Quand j’ai dit oui, le lendemain j’ai contacté mes amis qui m’ont dit de regarder une émission. Ce sont des Vaudois qui font l’ascension du Kilimandjaro et qui rencontrent toutes sortes de misères. Je me suis quand même réveillé quelques nuits en me disant: mais Christian, est-ce que tu vas y arriver? Puis ça devient visible, les gens nous donnent plein de conseils et on réalise quand même que c’est un gros défi et qu’il faut s’entraîner physiquement et mouiller sa chemise.

Mais êtes-vous désormais serein?

C’est une des vertus de 4M. A la fois de mobiliser les gens pour qu’ils s’engagent pour un projet de pauvreté, mais aussi les pousser au-delà de leur zone de confort, comme dormir sous tente. Et ça c’est réussi! ça permet une réflexion intéressante sur la question du succès. En principe, un mec de mon âge fait des trucs qu’il sait qu’il va réussir! Pas un truc où la moitié arrive en haut. Ce sont des réflexions personnelles sur soi-même et ses limites. J’ai trouvé jusqu’ici passionnant de vivre cela car ça donne un coup d’adrénaline vraiment sympa.

En combien de temps pensez-vous gravir les quelque 5800 mètres?

Le voyage dure dix jours mais ce sera six jours de marche. Nous avons choisi une montée un peu plus longue. Samedi et dimanche nous irons voir des quartiers pauvres de la région et un centre de Compassion. Lundi nous partons pour l’ascension jusqu’au samedi. Et le dernier lundi nous rendrons visite aux filleuls de l’organisation.

Avez-vous vous-même récolté des fonds pour votre expédition?
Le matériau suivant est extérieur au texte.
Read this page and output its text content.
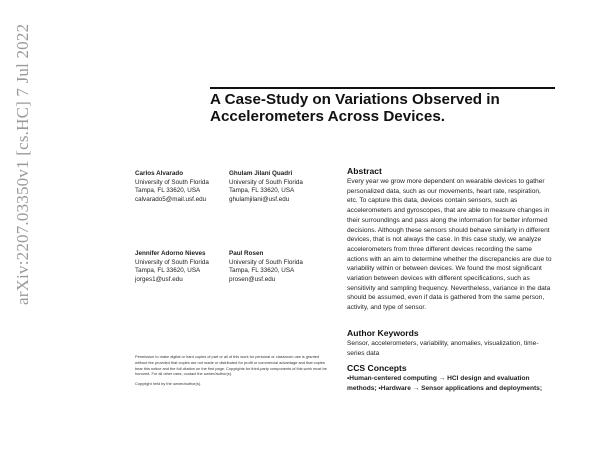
arXiv:2207.03350v1 [cs.HC] 7 Jul 2022	A Case-Study on Variations Observed in Accelerometers Across Devices.
Carlos Alvarado
University of South Florida
Tampa, FL 33620, USA
calvarado5@mail.usf.edu
Ghulam Jilani Quadri
University of South Florida
Tampa, FL 33620, USA
ghulamjilani@usf.edu
Jennifer Adorno Nieves
University of South Florida
Tampa, FL 33620, USA
jorges1@usf.edu
Paul Rosen
University of South Florida
Tampa, FL 33620, USA
prosen@usf.edu
Abstract
Every year we grow more dependent on wearable devices to gather personalized data, such as our movements, heart rate, respiration, etc. To capture this data, devices contain sensors, such as accelerometers and gyroscopes, that are able to measure changes in their surroundings and pass along the information for better informed decisions. Although these sensors should behave similarly in different devices, that is not always the case. In this case study, we analyze accelerometers from three different devices recording the same actions with an aim to determine whether the discrepancies are due to variability within or between devices. We found the most significant variation between devices with different specifications, such as sensitivity and sampling frequency. Nevertheless, variance in the data should be assumed, even if data is gathered from the same person, activity, and type of sensor.
Author Keywords
Sensor, accelerometers, variability, anomalies, visualization, time-series data
CCS Concepts
•Human-centered computing → HCI design and evaluation methods; •Hardware → Sensor applications and deployments;

Permission to make digital or hard copies of part or all of this work for personal or classroom use is granted without fee provided that copies are not made or distributed for profit or commercial advantage and that copies bear this notice and the full citation on the first page. Copyrights for third-party components of this work must be honored. For all other uses, contact the owner/author(s).

Copyright held by the owner/author(s).
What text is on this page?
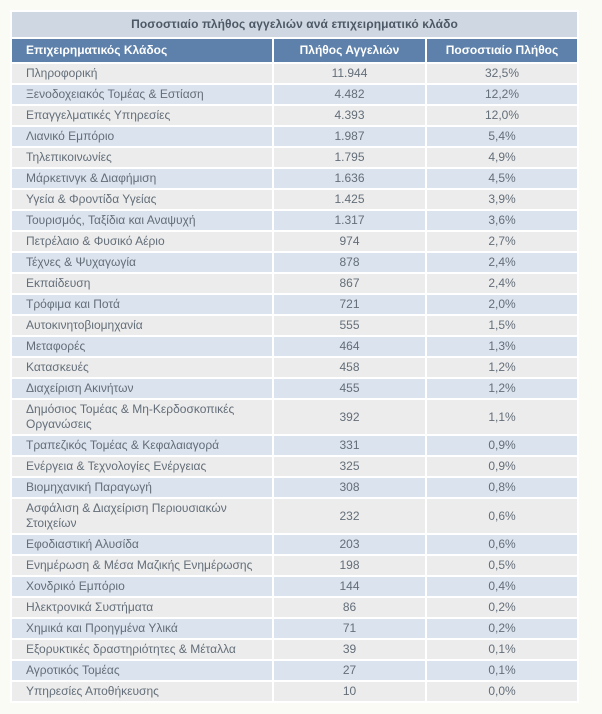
Ποσοστιαίο πλήθος αγγελιών ανά επιχειρηματικό κλάδο		
Επιχειρηματικός Κλάδος	Πλήθος Αγγελιών	Ποσοστιαίο Πλήθος
Πληροφορική	11.944	32,5%
Ξενοδοχειακός Τομέας & Εστίαση	4.482	12,2%
Επαγγελματικές Υπηρεσίες	4.393	12,0%
Λιανικό Εμπόριο	1.987	5,4%
Τηλεπικοινωνίες	1.795	4,9%
Μάρκετινγκ & Διαφήμιση	1.636	4,5%
Υγεία & Φροντίδα Υγείας	1.425	3,9%
Τουρισμός, Ταξίδια και Αναψυχή	1.317	3,6%
Πετρέλαιο & Φυσικό Αέριο	974	2,7%
Τέχνες & Ψυχαγωγία	878	2,4%
Εκπαίδευση	867	2,4%
Τρόφιμα και Ποτά	721	2,0%
Αυτοκινητοβιομηχανία	555	1,5%
Μεταφορές	464	1,3%
Κατασκευές	458	1,2%
Διαχείριση Ακινήτων	455	1,2%
Δημόσιος Τομέας & Μη-Κερδοσκοπικές Οργανώσεις	392	1,1%
Τραπεζικός Τομέας & Κεφαλαιαγορά	331	0,9%
Ενέργεια & Τεχνολογίες Ενέργειας	325	0,9%
Βιομηχανική Παραγωγή	308	0,8%
Ασφάλιση & Διαχείριση Περιουσιακών Στοιχείων	232	0,6%
Εφοδιαστική Αλυσίδα	203	0,6%
Ενημέρωση & Μέσα Μαζικής Ενημέρωσης	198	0,5%
Χονδρικό Εμπόριο	144	0,4%
Ηλεκτρονικά Συστήματα	86	0,2%
Χημικά και Προηγμένα Υλικά	71	0,2%
Εξορυκτικές δραστηριότητες & Μέταλλα	39	0,1%
Αγροτικός Τομέας	27	0,1%
Υπηρεσίες Αποθήκευσης	10	0,0%
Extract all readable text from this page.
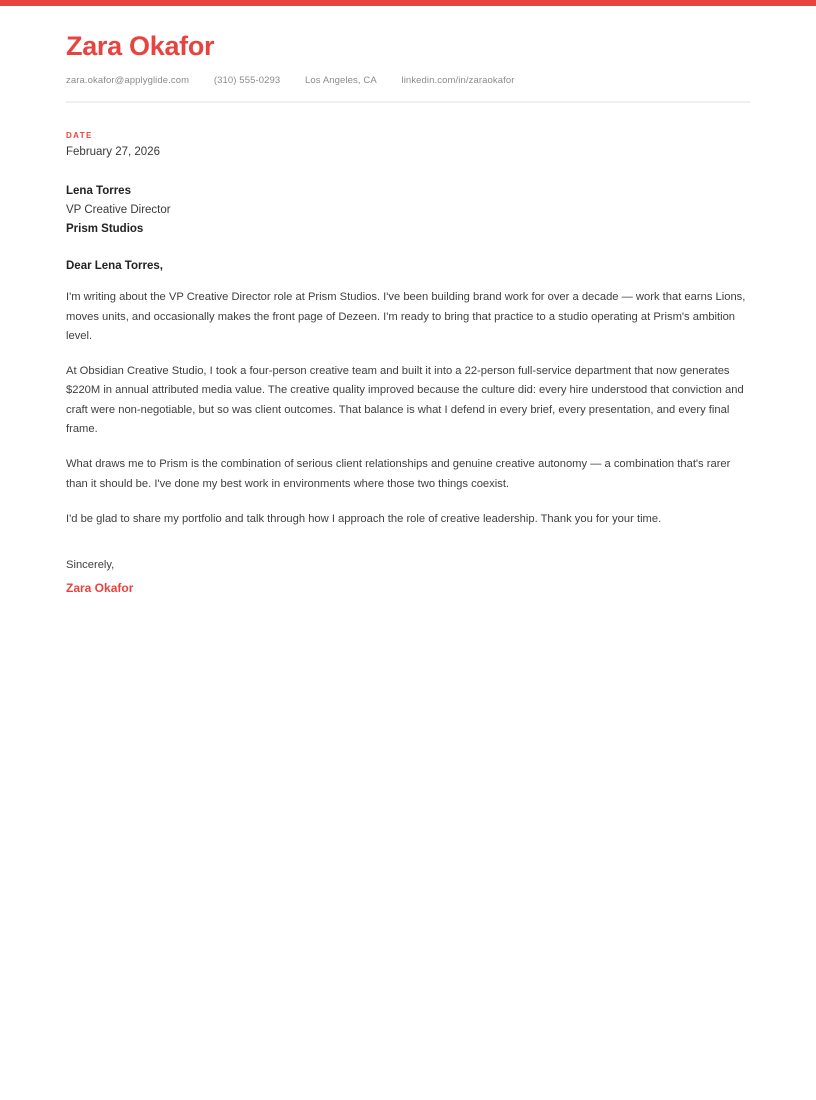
Zara Okafor
zara.okafor@applyglide.com	(310) 555-0293	Los Angeles, CA	linkedin.com/in/zaraokafor
DATE
February 27, 2026
Lena Torres
VP Creative Director
Prism Studios
Dear Lena Torres,

I'm writing about the VP Creative Director role at Prism Studios. I've been building brand work for over a decade — work that earns Lions, moves units, and occasionally makes the front page of Dezeen. I'm ready to bring that practice to a studio operating at Prism's ambition level.

At Obsidian Creative Studio, I took a four-person creative team and built it into a 22-person full-service department that now generates $220M in annual attributed media value. The creative quality improved because the culture did: every hire understood that conviction and craft were non-negotiable, but so was client outcomes. That balance is what I defend in every brief, every presentation, and every final frame.

What draws me to Prism is the combination of serious client relationships and genuine creative autonomy — a combination that's rarer than it should be. I've done my best work in environments where those two things coexist.

I'd be glad to share my portfolio and talk through how I approach the role of creative leadership. Thank you for your time.

Sincerely,
Zara Okafor
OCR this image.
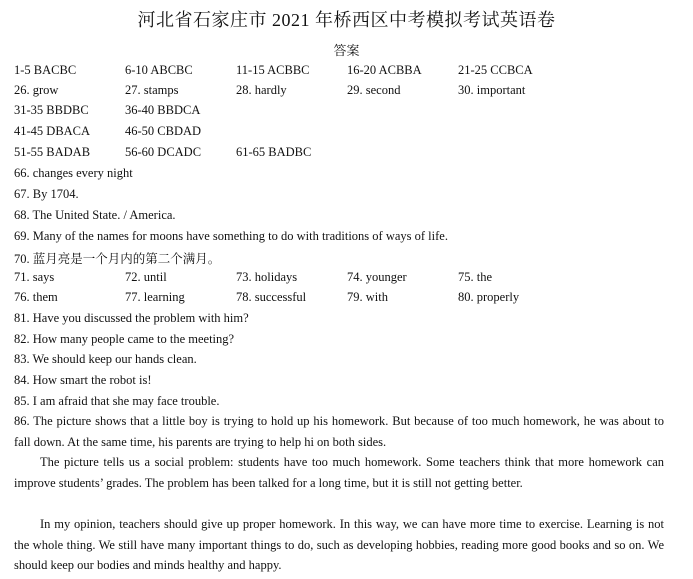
河北省石家庄市 2021 年桥西区中考模拟考试英语卷
答案
1-5 BACBC	6-10 ABCBC	11-15 ACBBC	16-20 ACBBA	21-25 CCBCA
26. grow	27. stamps	28. hardly	29. second	30. important
31-35 BBDBC	36-40 BBDCA
41-45 DBACA	46-50 CBDAD
51-55 BADAB	56-60 DCADC	61-65 BADBC
66. changes every night
67. By 1704.
68. The United State. / America.
69. Many of the names for moons have something to do with traditions of ways of life.
70. 蓝月亮是一个月内的第二个满月。
71. says	72. until	73. holidays	74. younger	75. the
76. them	77. learning	78. successful	79. with	80. properly
81. Have you discussed the problem with him?
82. How many people came to the meeting?
83. We should keep our hands clean.
84. How smart the robot is!
85. I am afraid that she may face trouble.
86. The picture shows that a little boy is trying to hold up his homework. But because of too much homework, he was about to fall down. At the same time, his parents are trying to help hi on both sides.
The picture tells us a social problem: students have too much homework. Some teachers think that more homework can improve students’ grades. The problem has been talked for a long time, but it is still not getting better.
In my opinion, teachers should give up proper homework. In this way, we can have more time to exercise. Learning is not the whole thing. We still have many important things to do, such as developing hobbies, reading more good books and so on. We should keep our bodies and minds healthy and happy.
Dans notre tissu de contacts personnels on arrive à récolter des fonds. Avec ce que j’ai pu récolter comme argent, il y a 320 femmes qui vont être soutenues pendant un mois! Je suis très touché de voir que les petits ruisseaux font les grandes rivières. Cela vaut la peine de mouiller sa chemise.

Donc l’argent des donateurs va directement au projet?

Oui puisque le participant doit payer son voyage à hauteur de 3900 francs. L’argent va uniquement pour le programme de survie.

Qui est éligible pour s’inscrire à ce projet?

Tout le monde, mais plutôt des gens sportifs. Quelqu’un qui aime le sport et qui a à cœur de lutter contre la pauvreté peut s’inscrire. D’ailleurs, on a deux Tanzaniens qui montent avec nous, dont une femme qui était l’une des enfants parrainées par notre programme! C’est génial quand on y pense. C’est une plus-value pour les participants.

 

INFOS PRATIQUES

 

Pour suivre Christian Willi au Kilimandjaro: www.christian11875.wixsite.com/website

Pour soutenir le Muskathlon ou s’inscrire à la prochaine édition en juin: www.muskathlon-kilimanjaro.ch

Pour parrainer un enfant: www.compassion.ch

 

Compassion: pour les enfants du monde dans le besoin

 

L’organisation Compassion existe depuis maintenant septante ans, et depuis 2002 en Suisse. Son but: Soutenir les enfants par le biais du parrainage individuel pour qu’ils puissent être scolarisés, avoir une alimentation saine, un suivi médical et qu’ils puissent développer leurs talents. «Les gens s’engagent pour un enfant sur la durée, pour des résultats plus prometteurs», explique le directeur de Compassion Suisse Christian Willi. Compassion se focalise sur les enfants du monde qui vivent avec moins de deux francs par jour. En partenariat avec les églises locales des quartiers pauvres (structures plus fiables et moins corruptibles que l’Etat), l’organisation dont, le système a fait ses preuves, agit aussi sur le terrain.

A l’heure actuelle, Compassion soutient 2,2 millions d’enfants dans 25 pays. Malheureusement, c’est généralement le début de vie de l’enfant qui est déficient. De nombreuses femmes n’ont d’ailleurs pas accès à une structure médicalisée pour accoucher. «Beaucoup d’enfants n’atteignent pas 28 jours de vie. D’ailleurs les parents ne donnent parfois pas de prénom avant la 1re année de l’enfant…», explique Christian Willi. C’est pourquoi le programme de survie pour la mère et l’enfant a été créé, parrainé par l’action du Muskathlon. Il permet d’assister la mère durant la grossesse, d’accoucher dans une structure médicalisée, d’avoir un soutien matériel ou encore un suivi durant la première année de l’enfant. «C’est bien de soutenir un enfant mais si son début de vie est déficient, son développement va être altéré. C’est un programme qui sauve des vies.»